With the current deficit, the conversation on social security has become binary. You probably hear comments such as, “Social Security is going away,” or “you can’t count on social security.” These comments are warranted given our difficulty managing national debt but, to effectively plan for retirement, you need to account for some level of social security.

A few things to keep in mind as you incorporate Social Security in your retirement planning:

Age matters (a lot): Your quarterly green statement (hopefully you’ve seen one of these) will give you the expected monthly payout based on when you claim social security. As you will notice, the payout is less if you claim it sooner (at 62) and gradually increases if you wait until later (up to 70). For example, a client’s social security statement gave the following payouts:

  • At 62  –  $798/month
  • At 67  – $1,177/month
  • At 70  – $1,699/month

So, if my client waits until 70, the monthly payment will be significantly larger but the tradeoff is not receiving any payments between 62 and 70. Depending on your financial situation, deferring payments may not be an option. If, however, you have a choice, waiting as long as possible to collect is the smart financial decision.

It’s inflation adjusted: The payouts above are in ‘today’s dollars’ – meaning you can compare them to your expenses today. Each year, the government will increase the payout by inflation so you don’t lose purchasing power (in 2012, the increase is 3.6%). By seeing these figures in today’s dollars, it’s much easier to understand how social security would supplement your expected retirement lifestyle.
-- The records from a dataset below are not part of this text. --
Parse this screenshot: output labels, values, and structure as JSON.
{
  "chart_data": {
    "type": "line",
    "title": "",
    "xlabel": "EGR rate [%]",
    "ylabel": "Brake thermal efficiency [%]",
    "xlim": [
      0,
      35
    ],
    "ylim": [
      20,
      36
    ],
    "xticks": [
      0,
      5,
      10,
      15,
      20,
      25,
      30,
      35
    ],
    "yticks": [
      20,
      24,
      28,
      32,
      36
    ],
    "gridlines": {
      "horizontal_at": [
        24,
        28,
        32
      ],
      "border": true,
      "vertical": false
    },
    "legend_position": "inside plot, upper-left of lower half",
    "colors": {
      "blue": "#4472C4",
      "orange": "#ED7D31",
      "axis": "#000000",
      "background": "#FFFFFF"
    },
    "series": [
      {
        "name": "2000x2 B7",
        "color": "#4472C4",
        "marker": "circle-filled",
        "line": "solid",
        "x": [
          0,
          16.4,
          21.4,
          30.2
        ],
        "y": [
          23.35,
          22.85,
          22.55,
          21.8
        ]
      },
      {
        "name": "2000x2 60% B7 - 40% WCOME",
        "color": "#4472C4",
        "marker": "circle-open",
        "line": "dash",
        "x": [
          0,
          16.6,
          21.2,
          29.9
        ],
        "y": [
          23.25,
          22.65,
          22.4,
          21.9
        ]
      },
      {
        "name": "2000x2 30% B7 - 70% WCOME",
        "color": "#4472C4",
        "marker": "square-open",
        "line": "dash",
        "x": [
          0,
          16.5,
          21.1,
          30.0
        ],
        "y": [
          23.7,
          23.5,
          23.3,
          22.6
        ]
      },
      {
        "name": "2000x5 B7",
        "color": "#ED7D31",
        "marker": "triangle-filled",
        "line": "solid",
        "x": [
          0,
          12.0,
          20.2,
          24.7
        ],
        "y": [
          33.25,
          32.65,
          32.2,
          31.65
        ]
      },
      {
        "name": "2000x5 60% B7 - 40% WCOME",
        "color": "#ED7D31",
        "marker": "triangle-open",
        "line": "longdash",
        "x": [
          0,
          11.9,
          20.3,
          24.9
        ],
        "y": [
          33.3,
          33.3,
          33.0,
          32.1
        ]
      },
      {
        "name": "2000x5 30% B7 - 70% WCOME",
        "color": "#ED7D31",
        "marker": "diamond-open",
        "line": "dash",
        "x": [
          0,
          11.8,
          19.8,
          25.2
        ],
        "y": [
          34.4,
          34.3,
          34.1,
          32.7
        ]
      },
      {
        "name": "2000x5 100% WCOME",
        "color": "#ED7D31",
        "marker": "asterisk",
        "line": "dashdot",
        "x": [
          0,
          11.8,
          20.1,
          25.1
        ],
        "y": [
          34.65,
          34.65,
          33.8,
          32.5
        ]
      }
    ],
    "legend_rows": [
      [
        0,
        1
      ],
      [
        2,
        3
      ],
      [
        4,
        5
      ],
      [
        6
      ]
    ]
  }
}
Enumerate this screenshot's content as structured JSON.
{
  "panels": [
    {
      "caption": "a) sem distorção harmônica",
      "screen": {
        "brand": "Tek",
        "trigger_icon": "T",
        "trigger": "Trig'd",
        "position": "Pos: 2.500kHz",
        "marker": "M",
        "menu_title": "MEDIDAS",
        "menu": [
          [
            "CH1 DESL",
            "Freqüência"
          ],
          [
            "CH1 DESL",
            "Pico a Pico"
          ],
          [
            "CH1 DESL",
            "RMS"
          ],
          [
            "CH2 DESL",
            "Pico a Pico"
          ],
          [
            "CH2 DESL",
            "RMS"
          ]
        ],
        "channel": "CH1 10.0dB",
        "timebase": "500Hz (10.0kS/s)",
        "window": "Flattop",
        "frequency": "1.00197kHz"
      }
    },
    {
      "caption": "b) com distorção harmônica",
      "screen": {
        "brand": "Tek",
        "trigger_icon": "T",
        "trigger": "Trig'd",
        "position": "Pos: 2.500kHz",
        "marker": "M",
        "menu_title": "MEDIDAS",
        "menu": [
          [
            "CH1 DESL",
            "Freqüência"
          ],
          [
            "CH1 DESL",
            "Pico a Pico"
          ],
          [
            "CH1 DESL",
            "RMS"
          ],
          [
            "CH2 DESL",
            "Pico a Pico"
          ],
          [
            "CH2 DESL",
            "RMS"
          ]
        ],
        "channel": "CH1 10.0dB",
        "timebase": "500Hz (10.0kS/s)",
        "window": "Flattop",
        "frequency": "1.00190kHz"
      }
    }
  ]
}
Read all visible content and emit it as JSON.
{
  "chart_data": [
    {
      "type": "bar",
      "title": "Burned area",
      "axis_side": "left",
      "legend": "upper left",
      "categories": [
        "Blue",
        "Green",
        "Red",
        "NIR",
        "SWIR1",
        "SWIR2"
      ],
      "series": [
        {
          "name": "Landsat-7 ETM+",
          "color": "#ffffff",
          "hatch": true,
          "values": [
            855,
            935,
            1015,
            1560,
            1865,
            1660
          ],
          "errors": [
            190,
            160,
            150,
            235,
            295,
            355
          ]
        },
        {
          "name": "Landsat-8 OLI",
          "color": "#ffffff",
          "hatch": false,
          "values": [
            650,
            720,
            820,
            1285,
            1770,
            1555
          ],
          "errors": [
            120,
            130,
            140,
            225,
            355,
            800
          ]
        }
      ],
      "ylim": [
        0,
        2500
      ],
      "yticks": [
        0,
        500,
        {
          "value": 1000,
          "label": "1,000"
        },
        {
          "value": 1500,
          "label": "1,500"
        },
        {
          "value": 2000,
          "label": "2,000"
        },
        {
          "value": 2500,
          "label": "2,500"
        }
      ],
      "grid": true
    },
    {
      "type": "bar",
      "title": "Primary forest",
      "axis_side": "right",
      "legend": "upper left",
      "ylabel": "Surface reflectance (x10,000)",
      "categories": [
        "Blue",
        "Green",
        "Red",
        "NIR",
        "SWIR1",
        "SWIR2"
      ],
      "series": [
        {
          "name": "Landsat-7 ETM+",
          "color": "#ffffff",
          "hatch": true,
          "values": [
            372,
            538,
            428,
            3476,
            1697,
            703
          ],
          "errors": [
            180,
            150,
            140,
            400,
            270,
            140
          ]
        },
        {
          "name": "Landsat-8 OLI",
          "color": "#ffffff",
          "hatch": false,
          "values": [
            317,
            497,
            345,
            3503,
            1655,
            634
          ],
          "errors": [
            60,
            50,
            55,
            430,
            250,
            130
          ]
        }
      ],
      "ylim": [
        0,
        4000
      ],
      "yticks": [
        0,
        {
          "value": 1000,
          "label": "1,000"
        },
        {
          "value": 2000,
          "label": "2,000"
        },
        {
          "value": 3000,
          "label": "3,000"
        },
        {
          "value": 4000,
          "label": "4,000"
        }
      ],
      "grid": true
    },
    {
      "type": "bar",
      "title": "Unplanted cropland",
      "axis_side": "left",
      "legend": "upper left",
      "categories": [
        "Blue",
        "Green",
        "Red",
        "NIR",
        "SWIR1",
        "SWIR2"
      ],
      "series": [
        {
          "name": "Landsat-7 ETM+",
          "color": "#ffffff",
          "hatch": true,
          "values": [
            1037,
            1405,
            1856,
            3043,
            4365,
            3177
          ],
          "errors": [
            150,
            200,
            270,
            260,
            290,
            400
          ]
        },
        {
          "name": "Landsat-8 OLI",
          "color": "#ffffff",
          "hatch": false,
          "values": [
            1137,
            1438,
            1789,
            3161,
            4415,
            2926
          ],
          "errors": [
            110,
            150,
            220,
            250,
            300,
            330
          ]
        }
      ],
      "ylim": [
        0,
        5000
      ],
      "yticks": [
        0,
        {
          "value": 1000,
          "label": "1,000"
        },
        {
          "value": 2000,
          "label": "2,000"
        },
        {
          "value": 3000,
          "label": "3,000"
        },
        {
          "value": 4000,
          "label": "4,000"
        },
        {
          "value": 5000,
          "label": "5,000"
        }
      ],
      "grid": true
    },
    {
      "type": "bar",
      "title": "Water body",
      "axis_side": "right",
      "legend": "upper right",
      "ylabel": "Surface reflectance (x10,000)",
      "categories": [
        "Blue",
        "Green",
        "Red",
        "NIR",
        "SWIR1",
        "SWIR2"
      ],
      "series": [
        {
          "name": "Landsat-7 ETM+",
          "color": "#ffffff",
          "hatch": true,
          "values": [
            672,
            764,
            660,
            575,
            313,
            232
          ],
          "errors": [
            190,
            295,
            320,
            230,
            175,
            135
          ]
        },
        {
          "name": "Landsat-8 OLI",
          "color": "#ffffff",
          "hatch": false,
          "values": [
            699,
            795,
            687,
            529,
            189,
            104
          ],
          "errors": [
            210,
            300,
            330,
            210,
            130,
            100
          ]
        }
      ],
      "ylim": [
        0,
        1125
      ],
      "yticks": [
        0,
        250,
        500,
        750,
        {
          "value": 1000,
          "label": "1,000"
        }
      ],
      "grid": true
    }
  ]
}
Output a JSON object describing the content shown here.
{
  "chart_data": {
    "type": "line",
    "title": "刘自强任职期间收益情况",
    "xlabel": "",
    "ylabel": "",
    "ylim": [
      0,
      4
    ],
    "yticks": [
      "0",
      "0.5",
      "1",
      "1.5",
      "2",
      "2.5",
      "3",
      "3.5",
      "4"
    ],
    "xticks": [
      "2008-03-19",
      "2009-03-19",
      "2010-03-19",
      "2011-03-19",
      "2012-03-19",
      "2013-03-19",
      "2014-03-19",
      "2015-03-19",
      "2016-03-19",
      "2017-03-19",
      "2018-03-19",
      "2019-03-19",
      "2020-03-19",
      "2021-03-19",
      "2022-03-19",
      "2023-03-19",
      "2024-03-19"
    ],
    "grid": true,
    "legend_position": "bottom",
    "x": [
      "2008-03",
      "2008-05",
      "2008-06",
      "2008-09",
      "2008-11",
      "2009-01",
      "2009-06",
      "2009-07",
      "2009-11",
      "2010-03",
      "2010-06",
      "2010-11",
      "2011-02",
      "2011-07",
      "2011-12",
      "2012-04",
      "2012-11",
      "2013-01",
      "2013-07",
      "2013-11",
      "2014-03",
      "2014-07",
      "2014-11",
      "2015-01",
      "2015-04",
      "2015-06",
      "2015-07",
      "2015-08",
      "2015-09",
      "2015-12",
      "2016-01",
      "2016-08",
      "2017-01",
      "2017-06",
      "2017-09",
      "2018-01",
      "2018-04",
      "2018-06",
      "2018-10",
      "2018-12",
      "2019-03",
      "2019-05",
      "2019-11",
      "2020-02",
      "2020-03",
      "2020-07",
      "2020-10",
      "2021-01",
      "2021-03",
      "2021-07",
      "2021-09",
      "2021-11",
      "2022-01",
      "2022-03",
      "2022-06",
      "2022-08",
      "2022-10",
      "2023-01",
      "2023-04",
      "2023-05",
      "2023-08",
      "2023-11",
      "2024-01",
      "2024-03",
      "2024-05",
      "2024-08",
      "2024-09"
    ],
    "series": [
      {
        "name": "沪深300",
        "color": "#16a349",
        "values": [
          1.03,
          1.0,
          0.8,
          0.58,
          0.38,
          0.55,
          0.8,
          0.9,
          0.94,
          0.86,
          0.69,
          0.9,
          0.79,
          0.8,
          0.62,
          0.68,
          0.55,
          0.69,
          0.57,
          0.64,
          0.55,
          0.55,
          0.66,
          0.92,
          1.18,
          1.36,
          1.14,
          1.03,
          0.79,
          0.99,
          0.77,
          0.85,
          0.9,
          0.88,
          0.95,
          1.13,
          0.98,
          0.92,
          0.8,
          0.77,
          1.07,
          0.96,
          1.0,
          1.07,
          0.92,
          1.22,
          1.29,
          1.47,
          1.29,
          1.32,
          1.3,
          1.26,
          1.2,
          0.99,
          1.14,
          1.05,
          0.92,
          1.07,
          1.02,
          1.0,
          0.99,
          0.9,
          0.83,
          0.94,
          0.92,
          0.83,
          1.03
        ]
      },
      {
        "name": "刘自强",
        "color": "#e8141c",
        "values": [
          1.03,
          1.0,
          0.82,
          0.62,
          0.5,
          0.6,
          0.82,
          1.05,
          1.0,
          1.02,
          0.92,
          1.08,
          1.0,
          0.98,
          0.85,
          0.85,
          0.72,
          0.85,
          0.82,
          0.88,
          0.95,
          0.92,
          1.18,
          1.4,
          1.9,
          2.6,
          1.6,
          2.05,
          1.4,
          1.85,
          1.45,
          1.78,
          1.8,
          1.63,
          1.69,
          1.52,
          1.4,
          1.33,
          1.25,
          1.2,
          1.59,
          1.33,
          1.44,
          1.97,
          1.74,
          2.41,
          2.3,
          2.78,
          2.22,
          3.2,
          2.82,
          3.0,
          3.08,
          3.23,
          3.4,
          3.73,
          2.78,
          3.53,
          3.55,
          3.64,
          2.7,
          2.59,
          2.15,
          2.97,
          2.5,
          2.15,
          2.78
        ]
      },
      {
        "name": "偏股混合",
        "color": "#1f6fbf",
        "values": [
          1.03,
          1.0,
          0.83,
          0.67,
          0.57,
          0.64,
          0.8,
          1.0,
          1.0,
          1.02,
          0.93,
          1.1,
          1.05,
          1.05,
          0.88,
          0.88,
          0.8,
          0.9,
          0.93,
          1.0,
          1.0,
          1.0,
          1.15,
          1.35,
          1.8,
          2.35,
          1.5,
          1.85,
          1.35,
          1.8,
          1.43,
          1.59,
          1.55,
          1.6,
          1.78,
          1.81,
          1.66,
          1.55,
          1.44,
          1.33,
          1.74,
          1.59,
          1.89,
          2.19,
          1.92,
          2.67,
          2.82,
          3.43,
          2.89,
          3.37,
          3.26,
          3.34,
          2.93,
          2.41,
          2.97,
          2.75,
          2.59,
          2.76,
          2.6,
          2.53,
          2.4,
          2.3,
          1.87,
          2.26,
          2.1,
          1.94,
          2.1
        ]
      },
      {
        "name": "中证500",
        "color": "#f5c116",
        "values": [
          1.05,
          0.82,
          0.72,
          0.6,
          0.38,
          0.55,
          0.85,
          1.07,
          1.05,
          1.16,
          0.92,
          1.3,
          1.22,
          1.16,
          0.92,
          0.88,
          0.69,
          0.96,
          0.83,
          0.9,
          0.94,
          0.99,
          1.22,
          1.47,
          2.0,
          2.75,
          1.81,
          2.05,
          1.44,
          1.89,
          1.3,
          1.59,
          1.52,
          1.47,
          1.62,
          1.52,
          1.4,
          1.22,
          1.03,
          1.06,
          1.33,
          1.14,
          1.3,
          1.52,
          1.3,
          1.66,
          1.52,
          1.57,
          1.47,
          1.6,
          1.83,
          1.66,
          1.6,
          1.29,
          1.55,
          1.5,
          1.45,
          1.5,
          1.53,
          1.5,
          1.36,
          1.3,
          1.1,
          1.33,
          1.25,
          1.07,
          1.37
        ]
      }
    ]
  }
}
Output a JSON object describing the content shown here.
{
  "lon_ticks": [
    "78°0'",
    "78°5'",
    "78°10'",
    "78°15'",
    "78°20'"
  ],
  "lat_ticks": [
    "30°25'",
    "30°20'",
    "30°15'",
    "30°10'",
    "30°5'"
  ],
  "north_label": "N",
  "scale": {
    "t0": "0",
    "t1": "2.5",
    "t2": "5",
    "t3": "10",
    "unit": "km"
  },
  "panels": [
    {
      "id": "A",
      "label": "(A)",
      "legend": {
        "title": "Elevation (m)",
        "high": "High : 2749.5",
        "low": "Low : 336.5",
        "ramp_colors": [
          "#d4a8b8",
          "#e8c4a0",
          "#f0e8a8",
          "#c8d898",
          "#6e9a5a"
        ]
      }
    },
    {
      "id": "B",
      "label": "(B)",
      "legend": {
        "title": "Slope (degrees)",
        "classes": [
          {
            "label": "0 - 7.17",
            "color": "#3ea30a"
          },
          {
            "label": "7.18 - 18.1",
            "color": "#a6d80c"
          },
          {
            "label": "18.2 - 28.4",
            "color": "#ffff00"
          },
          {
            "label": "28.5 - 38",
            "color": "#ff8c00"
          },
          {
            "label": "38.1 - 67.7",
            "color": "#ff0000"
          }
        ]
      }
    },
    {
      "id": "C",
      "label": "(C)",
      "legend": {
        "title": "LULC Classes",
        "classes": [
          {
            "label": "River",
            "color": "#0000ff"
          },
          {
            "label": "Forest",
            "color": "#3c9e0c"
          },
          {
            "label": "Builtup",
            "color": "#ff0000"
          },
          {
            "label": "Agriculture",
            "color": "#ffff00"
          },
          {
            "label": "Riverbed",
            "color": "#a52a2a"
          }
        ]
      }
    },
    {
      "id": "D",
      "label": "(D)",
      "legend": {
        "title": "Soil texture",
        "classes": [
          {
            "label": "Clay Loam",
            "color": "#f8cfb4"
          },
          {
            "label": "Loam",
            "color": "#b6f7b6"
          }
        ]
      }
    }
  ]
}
It can be taxed: Up to 85% of social security can be taxed depending on how much you make. As always, there is a formula to calculate taxes on social security but, in general, the more you make, the more social security will be taxed.

It has a ceiling: Social security has a max, both on how much you contribute (you’re only taxed on the first $142,800 of income in 2021) and how much you can receive (the maximum benefit is $3,113/month at full retirement age in 2021). So, no matter how much you make during your working years, your max retirement benefit at full retirement age (65-67 depending on when you were born) is $3,113/month (it’s more if you wait until 70).

It’s reduced if you earn: Thinking about working during retirement? If so, keep in mind that your social security benefits get reduced depending on how much you earn. In 2012, at full retirement age (65-67), your social security benefit will be reduced $1 for every $3 of earning above $38,880. Don’t worry, you get it back after you stop working but it’s important to know you can’t fully ‘double dip’ with working and social security.

It’s all about spending: Understanding the payout ceiling above is critical as you plan for retirement. If your spending is relatively low, social security may cover a large portion of your retirement lifestyle and reduces the amount you need to personally save. On the other hand, if you have a more expensive lifestyle, social security will only supplement a small percentage, increasing the importance of having other savings (e.g., 401(k), IRA, etc.). Let’s take a look at an example.

  • Mary (age 66), a school teacher, expects to spend $3,000/month during retirement. Her social security payout at 67 is $1,500/month, covering 50% of her expenses
  • Jane (age 66), a consultant, expects to spend $8,000/month during retirement. Jane qualifies for the max payout (since she contributed more) of $2,513 but it only accounts for 31% of her expenses.

As you can see, Jane’s higher income yields a higher social security payout; however, it accounts for much less of her retirement expenses and puts the onus on her to save.

All in all, despite the constant drubbing of social security (which is warranted), it’s important to consider it as part of your retirement planning. I’ve worked with numerous clients whose projected social security and pension is enough to cover over 80% of their retirement expenses, reducing the amount they need to save. On the flip side, the more you earn (and spend), the more you will depend on your own savings (e.g., 401(k), IRA, etc.) to supplement social security.

What are your thoughts on the future of social security? How do you incorporate social security in your retirement planning?